Sur les mesures destinées à fidéliser les militaires et à favoriser le recrutement 

21. Le projet de loi pérennise et inscrit dans le code de la défense des dispositifs de rengagement de militaires radiés des cadres ou des contrôles et de maintien en fonction au-delà de la limite d’âge étroitement inspirés de mesures mises en place à titre temporaire pour faire face à l’épidémie de Covid-19. Le dispositif de rengagement, limité aux militaires de carrière autres que les officiers généraux, permet à des militaires qui ont définitivement quitté les armées sans bénéficier d’une mesure d’aide au départ de revenir y servir pour une durée limitée. Le dispositif de maintien en activité au-delà de la limite d’âge, ouvert à tous les militaires à l’exception des officiers généraux, vient compléter ceux déjà prévus par l’article L. 4139-16 du code de la défense et permet un maintien en activité dans la limite de trois ans au-delà de la limite d’âge ou de la durée de service. Les modalités de ces deux dispositifs sont adaptées pour les rendre plus attractifs : possibilité ouverte à ceux qui ont quitté l’armée depuis moins de cinq ans et non plus trois, prise en compte non seulement du grade mais aussi de l’ancienneté dans le grade pour le reclassement, prise en compte des services ainsi effectués pour l’avancement et pour la liquidation de la pension, réouverture des dispositifs de formation et reconversion. 
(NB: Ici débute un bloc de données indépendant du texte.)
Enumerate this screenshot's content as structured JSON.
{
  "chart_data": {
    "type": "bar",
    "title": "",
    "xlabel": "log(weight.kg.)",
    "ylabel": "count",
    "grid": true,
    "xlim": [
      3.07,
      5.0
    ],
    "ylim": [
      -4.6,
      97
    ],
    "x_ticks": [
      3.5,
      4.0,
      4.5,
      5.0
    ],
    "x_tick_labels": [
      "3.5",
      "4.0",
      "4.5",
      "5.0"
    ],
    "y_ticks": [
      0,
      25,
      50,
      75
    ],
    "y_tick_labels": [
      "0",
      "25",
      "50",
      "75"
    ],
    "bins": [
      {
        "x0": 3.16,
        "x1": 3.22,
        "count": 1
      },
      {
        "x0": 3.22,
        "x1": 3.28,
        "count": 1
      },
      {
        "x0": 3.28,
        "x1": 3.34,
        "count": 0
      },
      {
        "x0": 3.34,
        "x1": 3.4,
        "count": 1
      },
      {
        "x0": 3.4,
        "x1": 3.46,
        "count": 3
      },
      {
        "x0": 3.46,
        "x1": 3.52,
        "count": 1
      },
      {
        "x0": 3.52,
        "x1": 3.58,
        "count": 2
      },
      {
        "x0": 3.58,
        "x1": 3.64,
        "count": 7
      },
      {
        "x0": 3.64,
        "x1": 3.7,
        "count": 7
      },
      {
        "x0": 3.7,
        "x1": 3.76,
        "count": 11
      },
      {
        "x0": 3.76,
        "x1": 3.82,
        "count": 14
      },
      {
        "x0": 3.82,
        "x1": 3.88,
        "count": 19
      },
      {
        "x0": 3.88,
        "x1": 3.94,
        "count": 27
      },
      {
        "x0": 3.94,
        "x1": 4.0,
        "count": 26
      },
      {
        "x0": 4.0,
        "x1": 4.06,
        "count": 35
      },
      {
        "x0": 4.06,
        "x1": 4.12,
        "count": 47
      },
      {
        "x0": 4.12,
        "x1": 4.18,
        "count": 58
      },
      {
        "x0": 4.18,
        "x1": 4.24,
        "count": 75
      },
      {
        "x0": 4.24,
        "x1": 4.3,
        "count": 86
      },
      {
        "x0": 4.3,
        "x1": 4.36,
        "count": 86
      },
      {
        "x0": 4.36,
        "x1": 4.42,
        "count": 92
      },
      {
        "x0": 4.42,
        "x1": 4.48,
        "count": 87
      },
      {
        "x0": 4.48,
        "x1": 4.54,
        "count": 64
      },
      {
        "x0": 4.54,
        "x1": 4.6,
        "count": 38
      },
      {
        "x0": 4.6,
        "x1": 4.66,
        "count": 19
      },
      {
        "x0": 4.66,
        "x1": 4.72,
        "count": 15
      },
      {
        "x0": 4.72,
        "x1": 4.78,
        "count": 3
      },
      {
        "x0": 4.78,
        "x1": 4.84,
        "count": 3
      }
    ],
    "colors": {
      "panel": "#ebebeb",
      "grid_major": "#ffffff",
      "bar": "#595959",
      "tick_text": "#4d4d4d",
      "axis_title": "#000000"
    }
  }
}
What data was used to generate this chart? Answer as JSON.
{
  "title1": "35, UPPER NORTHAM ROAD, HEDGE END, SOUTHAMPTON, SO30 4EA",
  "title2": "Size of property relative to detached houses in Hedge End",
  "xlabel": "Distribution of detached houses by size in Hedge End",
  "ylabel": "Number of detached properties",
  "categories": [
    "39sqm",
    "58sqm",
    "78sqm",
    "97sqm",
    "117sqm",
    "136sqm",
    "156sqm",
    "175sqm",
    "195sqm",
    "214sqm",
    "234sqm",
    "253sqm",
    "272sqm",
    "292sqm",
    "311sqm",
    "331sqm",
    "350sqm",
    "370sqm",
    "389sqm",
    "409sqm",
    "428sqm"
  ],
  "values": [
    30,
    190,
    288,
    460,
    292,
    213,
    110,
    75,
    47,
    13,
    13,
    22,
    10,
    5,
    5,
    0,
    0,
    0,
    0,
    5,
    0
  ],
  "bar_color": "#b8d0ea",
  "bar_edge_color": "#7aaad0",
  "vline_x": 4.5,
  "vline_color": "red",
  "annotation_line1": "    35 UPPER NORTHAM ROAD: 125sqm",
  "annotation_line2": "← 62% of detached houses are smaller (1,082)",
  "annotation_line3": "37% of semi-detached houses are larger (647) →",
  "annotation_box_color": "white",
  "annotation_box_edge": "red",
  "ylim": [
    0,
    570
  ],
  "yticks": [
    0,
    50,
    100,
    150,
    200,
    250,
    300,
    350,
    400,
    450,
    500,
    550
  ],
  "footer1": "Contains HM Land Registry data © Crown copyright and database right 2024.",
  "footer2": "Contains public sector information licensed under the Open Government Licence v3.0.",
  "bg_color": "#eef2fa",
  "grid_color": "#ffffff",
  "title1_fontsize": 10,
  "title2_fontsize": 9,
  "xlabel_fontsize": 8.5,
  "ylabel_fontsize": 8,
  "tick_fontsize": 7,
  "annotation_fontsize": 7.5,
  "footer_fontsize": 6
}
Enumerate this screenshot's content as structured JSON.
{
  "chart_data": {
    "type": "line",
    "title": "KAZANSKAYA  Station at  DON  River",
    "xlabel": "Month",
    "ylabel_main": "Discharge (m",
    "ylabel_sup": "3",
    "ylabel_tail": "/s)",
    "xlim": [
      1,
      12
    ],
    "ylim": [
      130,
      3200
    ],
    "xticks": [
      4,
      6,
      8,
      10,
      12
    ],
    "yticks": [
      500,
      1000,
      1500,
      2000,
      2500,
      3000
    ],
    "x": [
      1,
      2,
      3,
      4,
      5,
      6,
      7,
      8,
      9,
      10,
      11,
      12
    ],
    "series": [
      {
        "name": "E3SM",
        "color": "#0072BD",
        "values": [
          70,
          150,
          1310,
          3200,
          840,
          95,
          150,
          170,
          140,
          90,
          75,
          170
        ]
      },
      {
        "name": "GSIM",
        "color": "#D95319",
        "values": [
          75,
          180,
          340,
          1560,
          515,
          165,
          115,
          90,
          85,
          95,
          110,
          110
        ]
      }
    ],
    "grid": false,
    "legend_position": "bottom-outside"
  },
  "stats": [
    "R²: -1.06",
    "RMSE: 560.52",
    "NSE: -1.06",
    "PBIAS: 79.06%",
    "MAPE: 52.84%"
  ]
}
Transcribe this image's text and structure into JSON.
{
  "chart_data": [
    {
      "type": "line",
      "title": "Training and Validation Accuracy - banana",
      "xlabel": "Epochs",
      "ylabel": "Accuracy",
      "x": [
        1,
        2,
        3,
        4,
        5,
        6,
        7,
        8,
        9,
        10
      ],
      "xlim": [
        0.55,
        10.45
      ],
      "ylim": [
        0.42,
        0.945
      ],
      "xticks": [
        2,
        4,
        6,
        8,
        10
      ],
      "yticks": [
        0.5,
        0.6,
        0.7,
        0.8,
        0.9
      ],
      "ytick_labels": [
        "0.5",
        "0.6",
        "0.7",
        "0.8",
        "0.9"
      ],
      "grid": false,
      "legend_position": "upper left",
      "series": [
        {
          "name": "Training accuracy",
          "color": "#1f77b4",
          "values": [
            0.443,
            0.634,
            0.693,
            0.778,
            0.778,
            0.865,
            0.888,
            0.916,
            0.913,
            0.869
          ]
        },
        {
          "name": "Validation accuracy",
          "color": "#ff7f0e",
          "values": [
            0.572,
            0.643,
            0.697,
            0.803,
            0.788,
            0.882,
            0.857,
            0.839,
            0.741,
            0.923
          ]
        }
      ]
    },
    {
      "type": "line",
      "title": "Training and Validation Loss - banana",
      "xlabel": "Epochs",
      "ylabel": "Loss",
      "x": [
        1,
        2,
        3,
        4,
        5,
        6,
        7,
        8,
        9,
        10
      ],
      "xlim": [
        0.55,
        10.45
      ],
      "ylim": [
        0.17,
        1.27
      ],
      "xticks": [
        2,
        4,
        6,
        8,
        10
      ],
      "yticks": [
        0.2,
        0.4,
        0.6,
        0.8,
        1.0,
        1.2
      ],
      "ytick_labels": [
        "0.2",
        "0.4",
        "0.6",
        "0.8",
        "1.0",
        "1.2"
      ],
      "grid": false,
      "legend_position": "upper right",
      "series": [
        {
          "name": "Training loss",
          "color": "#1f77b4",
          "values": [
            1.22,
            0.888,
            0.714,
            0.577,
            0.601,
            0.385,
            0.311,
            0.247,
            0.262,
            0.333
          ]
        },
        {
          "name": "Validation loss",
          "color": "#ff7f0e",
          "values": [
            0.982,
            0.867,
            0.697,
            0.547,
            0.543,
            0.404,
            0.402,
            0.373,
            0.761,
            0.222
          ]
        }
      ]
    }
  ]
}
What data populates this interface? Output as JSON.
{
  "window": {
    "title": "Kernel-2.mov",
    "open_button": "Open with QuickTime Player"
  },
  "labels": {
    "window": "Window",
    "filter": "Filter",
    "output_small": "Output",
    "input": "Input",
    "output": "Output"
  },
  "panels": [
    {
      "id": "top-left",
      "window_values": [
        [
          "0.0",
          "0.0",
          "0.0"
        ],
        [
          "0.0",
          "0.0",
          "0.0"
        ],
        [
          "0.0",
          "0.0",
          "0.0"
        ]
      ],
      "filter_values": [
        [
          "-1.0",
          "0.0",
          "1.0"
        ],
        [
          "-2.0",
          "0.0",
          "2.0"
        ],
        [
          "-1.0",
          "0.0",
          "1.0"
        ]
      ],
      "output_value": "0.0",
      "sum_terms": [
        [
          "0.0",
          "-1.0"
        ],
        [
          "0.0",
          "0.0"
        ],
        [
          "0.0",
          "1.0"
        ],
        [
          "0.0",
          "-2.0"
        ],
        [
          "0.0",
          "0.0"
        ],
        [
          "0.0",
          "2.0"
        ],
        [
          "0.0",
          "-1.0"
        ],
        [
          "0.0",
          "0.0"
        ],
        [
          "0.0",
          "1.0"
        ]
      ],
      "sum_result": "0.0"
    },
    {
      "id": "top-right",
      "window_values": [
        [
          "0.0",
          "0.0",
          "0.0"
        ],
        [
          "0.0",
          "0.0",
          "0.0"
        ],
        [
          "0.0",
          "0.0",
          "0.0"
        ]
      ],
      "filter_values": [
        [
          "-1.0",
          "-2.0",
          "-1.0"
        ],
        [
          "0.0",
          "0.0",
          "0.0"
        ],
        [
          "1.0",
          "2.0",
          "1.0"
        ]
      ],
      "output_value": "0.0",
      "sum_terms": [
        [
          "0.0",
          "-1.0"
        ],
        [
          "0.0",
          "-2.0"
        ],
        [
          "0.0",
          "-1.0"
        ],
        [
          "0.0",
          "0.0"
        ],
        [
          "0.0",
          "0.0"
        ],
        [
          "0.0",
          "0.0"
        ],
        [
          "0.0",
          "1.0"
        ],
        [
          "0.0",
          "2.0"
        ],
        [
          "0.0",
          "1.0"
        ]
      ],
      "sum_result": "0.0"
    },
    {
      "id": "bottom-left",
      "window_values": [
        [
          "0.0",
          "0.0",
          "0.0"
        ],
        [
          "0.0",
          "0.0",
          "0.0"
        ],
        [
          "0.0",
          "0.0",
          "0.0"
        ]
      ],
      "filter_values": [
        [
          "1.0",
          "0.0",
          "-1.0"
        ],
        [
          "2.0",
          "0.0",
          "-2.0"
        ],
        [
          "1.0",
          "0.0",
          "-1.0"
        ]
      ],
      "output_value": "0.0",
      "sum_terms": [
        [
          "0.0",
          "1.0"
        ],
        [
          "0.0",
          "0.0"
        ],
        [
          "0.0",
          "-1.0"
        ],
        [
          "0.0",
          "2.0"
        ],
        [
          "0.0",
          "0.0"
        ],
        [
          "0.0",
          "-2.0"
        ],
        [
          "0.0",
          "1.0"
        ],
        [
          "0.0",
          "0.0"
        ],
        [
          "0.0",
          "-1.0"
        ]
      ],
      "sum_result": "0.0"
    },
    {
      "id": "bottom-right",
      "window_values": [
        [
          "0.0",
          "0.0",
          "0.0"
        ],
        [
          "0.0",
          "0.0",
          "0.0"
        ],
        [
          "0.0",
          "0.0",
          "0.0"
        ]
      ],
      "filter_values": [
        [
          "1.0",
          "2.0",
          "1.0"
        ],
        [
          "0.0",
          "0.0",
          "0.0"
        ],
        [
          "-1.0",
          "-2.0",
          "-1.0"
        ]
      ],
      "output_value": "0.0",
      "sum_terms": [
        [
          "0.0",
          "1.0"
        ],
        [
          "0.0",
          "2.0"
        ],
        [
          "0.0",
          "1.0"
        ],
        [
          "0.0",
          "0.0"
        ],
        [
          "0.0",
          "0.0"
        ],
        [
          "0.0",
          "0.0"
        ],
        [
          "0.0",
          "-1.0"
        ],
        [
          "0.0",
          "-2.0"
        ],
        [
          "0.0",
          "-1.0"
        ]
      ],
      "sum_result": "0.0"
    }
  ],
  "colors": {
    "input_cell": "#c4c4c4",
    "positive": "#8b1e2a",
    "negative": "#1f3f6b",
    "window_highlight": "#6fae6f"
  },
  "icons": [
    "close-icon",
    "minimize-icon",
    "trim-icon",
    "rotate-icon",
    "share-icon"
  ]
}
22. Il pérennise également en le codifiant le mécanisme de la « promotion fonctionnelle » mis en place par l’article 37 de la loi du 18 décembre 2013 relative à la programmation militaire pour les années 2014 à 2019, déjà prorogé jusqu’en 2025 par la dernière loi de programmation militaire (loi n° 2018-607 du 13 juillet 2018). Ouverte aux militaires de carrière qui n’ont pas bénéficié d’un dispositif d’aide au départ, la promotion fonctionnelle consiste, au vu de leurs mérites et de leurs compétences, à promouvoir au grade supérieur des officiers et des sous-officiers de carrière afin de leur permettre d'exercer une fonction déterminée avant leur radiation des cadres ou, s'agissant des officiers généraux, leur admission dans la deuxième section. Elle est subordonnée à une demande agréée des intéressés et doit respecter un contingent fixé de façon pluriannuelle. Le projet de loi ouvre la possibilité d’une seconde promotion fonctionnelle pour les officiers généraux. 

23. Par ailleurs, le projet de loi apporte plus de souplesse dans le mécanisme d’aide à la reconversion des militaires en renvoyant à un décret en Conseil d’Etat le soin de fixer le délai, aujourd’hui fixé par la loi, au-delà duquel la poursuite du congé de reconversion impose que le militaire soit radié ou rayé des contrôles. Le Conseil d’Etat estime nécessaire de compléter sur ce point le projet du Gouvernement pour fixer un délai plancher, de sorte que le renvoi au pouvoir réglementaire soit suffisamment encadré par la loi.

24. Pour améliorer l’attractivité des armées, en particulier dans des domaines requérant des formations techniques, le projet de loi institue un régime d’apprentissage militaire. Il prévoit le recrutement d’élèves dès l’âge de 16 ans, sous statut militaire et en vue d’un engagement dans les armées au titre de l’enseignement technique préparatoire militaire. Il fixe pour ces apprentis militaires mineurs des limites au temps de service et encadre leur participation à des activités liées à la participation aux mesures de défense civile, conformément aux obligations conventionnelles et européennes de la France. Sur l’encadrement de la durée de ces services de ces apprentis et des autres militaires mineurs, le Conseil d’Etat suggère une rédaction fixant une limite de huit heures par jour assortie de la possibilité de dérogations prévues par décret en Conseil d’Etat, dans la limite de onze heures. 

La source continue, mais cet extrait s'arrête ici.